まだ17歳の若さで子どもを宿していることを知ったクレアは、生みの親が子どもの出生を届け出ず親権を放棄する「匿名出産」で子どもを産むことにした。周囲の人間から妊娠を隠すためにクレアが身を寄せたのはオートクチュールの刺繍職人メリキアン夫人の家だった。日を追うごと、刺繍の一針ごとに、クレアのお腹が大きくなるにつれ、2人の間が変わっていく。メリキアン夫人から、刺繍の技巧だけでなく、親・子・母・娘といった人間関係の愛情というものが伝授されていく…。

子どもを授かるが育てない決断をしたクレアと、事故で息子を亡くしたメリキアン夫人。二人がやり取りをする様は、刺繍を一針一針、ゆっくり細やかに進めていくかのように、静かで美しい。窓から射す柔らかな光、刺繍の美しさ、少女の白い肌と赤い髪、など映像の美しさは、まるでフェルメールの絵画のよう。台詞も少なく、淡々とした印象だが、それが逆に高尚な雰囲気となり、まるで上質な文学作品を眺めているようだった。

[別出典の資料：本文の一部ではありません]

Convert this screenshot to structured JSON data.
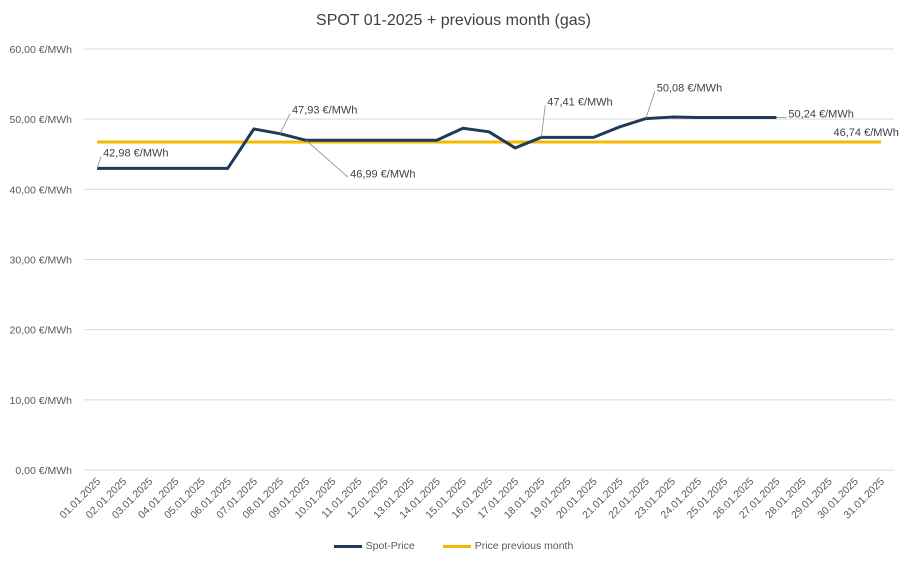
{
  "chart_data": {
    "type": "line",
    "title": "SPOT 01-2025 + previous month (gas)",
    "xlabel": "",
    "ylabel": "",
    "ylim": [
      0,
      60
    ],
    "yticks": [
      "0,00 €/MWh",
      "10,00 €/MWh",
      "20,00 €/MWh",
      "30,00 €/MWh",
      "40,00 €/MWh",
      "50,00 €/MWh",
      "60,00 €/MWh"
    ],
    "categories": [
      "01.01.2025",
      "02.01.2025",
      "03.01.2025",
      "04.01.2025",
      "05.01.2025",
      "06.01.2025",
      "07.01.2025",
      "08.01.2025",
      "09.01.2025",
      "10.01.2025",
      "11.01.2025",
      "12.01.2025",
      "13.01.2025",
      "14.01.2025",
      "15.01.2025",
      "16.01.2025",
      "17.01.2025",
      "18.01.2025",
      "19.01.2025",
      "20.01.2025",
      "21.01.2025",
      "22.01.2025",
      "23.01.2025",
      "24.01.2025",
      "25.01.2025",
      "26.01.2025",
      "27.01.2025",
      "28.01.2025",
      "29.01.2025",
      "30.01.2025",
      "31.01.2025"
    ],
    "series": [
      {
        "name": "Spot-Price",
        "color": "#1f3b57",
        "values": [
          42.98,
          42.98,
          42.98,
          42.98,
          42.98,
          42.98,
          48.6,
          47.93,
          46.99,
          46.99,
          46.99,
          46.99,
          46.99,
          46.99,
          48.7,
          48.2,
          45.9,
          47.41,
          47.41,
          47.41,
          48.9,
          50.08,
          50.3,
          50.24,
          50.24,
          50.24,
          50.24,
          null,
          null,
          null,
          null
        ]
      },
      {
        "name": "Price previous month",
        "color": "#f5b800",
        "values": [
          46.74,
          46.74,
          46.74,
          46.74,
          46.74,
          46.74,
          46.74,
          46.74,
          46.74,
          46.74,
          46.74,
          46.74,
          46.74,
          46.74,
          46.74,
          46.74,
          46.74,
          46.74,
          46.74,
          46.74,
          46.74,
          46.74,
          46.74,
          46.74,
          46.74,
          46.74,
          46.74,
          46.74,
          46.74,
          46.74,
          46.74
        ]
      }
    ],
    "annotations": [
      {
        "text": "42,98 €/MWh",
        "series": 0,
        "index": 0
      },
      {
        "text": "47,93 €/MWh",
        "series": 0,
        "index": 7
      },
      {
        "text": "46,99 €/MWh",
        "series": 0,
        "index": 8
      },
      {
        "text": "47,41 €/MWh",
        "series": 0,
        "index": 17
      },
      {
        "text": "50,08 €/MWh",
        "series": 0,
        "index": 21
      },
      {
        "text": "50,24 €/MWh",
        "series": 0,
        "index": 26
      },
      {
        "text": "46,74 €/MWh",
        "series": 1,
        "index": 30
      }
    ],
    "legend": [
      "Spot-Price",
      "Price previous month"
    ],
    "legend_position": "bottom",
    "grid": true
  }
}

倒れたメリキアン夫人をクレアが毎日見舞いにいき、お腹が大きいクレアをメリキアン夫人が気遣うさまは、確かな愛情が流れていて本物の家族よりも、家族らしかった。「匿名出産」という制度も日本では存在しないため、フランス独自のテーマとなっている。妊娠して子どもが生まれた後の選択の多さ、擬似家族のような関係など、多様な家族のあり方を容認するフランス文化がふんだんに現れた作品である。